At a docking bay higher up along the lower platform Jackie and Sura waited for permission to dock. The transport hovered above the restless, ink-dark waters, its hull vibrating softly from the anti-grav repulsors beneath.

Jackie began to contemplate as she waited. The resistance, what did they want, what were they resisting, and what did they want with her?

Below them, Lyra's eyes flared as Tally murmured updates in her ear. "Hydraulic core reading unstable. Someone's patched something recently… badly. Or…" The AI hesitated. "Or intentionally."

Lyra's lips quirked. "Guess I'm not the only one down here running diagnostics."

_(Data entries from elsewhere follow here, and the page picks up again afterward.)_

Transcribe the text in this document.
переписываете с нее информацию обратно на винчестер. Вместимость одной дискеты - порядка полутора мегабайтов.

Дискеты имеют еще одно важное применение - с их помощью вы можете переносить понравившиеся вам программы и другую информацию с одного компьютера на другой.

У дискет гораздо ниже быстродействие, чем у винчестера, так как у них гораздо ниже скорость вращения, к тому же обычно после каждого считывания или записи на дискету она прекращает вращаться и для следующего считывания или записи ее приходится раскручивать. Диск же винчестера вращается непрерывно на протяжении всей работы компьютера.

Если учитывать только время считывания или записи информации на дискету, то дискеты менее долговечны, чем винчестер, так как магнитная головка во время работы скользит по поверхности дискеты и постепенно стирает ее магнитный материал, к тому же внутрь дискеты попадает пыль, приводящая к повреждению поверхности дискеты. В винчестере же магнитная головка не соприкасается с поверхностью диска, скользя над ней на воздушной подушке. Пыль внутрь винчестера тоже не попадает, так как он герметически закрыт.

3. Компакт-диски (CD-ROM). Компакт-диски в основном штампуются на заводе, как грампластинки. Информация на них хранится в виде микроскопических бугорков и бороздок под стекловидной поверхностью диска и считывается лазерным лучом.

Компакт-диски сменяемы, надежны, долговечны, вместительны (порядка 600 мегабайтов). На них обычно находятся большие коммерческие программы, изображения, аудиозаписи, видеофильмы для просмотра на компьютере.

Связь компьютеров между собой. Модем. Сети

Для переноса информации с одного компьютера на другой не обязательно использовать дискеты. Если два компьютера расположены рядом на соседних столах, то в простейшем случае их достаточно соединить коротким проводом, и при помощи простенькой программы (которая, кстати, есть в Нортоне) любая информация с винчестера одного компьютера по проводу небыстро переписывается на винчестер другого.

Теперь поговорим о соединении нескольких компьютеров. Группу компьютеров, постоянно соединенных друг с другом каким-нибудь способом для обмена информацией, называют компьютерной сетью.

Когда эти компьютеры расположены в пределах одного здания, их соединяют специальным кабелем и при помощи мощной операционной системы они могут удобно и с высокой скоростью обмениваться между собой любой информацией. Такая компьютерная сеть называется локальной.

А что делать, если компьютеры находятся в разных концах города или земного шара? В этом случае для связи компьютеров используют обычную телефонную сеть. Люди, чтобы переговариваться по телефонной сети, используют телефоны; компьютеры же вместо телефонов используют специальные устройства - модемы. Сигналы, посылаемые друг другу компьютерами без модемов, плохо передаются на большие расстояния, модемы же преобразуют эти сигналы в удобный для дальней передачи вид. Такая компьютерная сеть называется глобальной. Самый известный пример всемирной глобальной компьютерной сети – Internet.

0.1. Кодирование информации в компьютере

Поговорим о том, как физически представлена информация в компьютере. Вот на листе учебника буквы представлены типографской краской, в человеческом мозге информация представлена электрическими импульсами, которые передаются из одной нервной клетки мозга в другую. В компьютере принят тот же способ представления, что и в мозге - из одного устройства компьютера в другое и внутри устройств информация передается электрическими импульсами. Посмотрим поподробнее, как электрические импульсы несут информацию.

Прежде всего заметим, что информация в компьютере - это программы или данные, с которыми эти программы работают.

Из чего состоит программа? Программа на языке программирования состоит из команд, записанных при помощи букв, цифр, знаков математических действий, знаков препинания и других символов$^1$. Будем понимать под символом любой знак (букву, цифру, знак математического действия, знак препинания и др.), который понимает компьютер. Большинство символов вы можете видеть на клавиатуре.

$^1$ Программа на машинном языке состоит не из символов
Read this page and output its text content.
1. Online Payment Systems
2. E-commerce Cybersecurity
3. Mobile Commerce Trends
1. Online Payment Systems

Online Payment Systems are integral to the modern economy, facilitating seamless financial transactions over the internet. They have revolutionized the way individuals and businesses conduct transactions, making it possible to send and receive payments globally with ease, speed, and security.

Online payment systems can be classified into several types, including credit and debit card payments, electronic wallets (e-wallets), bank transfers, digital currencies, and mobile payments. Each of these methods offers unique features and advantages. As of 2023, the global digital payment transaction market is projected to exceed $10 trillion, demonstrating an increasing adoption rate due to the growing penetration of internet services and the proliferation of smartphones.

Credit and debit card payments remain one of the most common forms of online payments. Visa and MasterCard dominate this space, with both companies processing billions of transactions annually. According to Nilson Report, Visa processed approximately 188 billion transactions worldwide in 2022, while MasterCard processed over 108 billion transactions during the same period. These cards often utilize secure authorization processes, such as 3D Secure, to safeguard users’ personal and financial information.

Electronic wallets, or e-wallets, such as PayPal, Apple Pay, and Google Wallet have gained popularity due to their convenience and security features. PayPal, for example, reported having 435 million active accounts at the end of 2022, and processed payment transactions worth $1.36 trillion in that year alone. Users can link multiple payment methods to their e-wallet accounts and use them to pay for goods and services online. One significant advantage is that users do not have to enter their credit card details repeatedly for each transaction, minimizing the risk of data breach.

She shifted her weight, scanning upward. Her ruby gaze caught a flicker of movement on the catwalk: a young woman with a cybernetic eye, data streams playing across her iris. Lyra frowned. "Who are you?" she murmured.

Jackie didn't see Lyra, not yet. But BDJ whispered into her mind:

"Two unknown signals detected nearby, to your 4 o'clock. One cyborg, the second AI in origin but advanced.

Data packet encrypted. Information: unidentified.

Destination: unknown

Would you like to track and intercept? Y/N

Jackie's eye scanned quietly. Advanced AI? How advanced? Would it detect her presence and he4 scan?

Far below, Lyra's AI whispered in her ear. "Multiple signals converging. It is not an out right scan but more a curious glance."

Lyra's ruby eyes narrowed. "I had a feeling that eye would be a problem. I wonder where she bought. It seems to be one hell of an upgrade to find us so quicjly." she said softly, tilting her head toward the girl above with the strange, glowing eye.

Something within her told Jackie not to look too deep and she forcefully stopped her probe. Were they Nexus Direcctive or Resistance? Did they know Kieran? She always seemed to have more questions than answers.

As she contemplated, somewhere beneath the city, Lyra Keon's ruby eyes went dark for a moment, as if something — or someone — had looked back at her.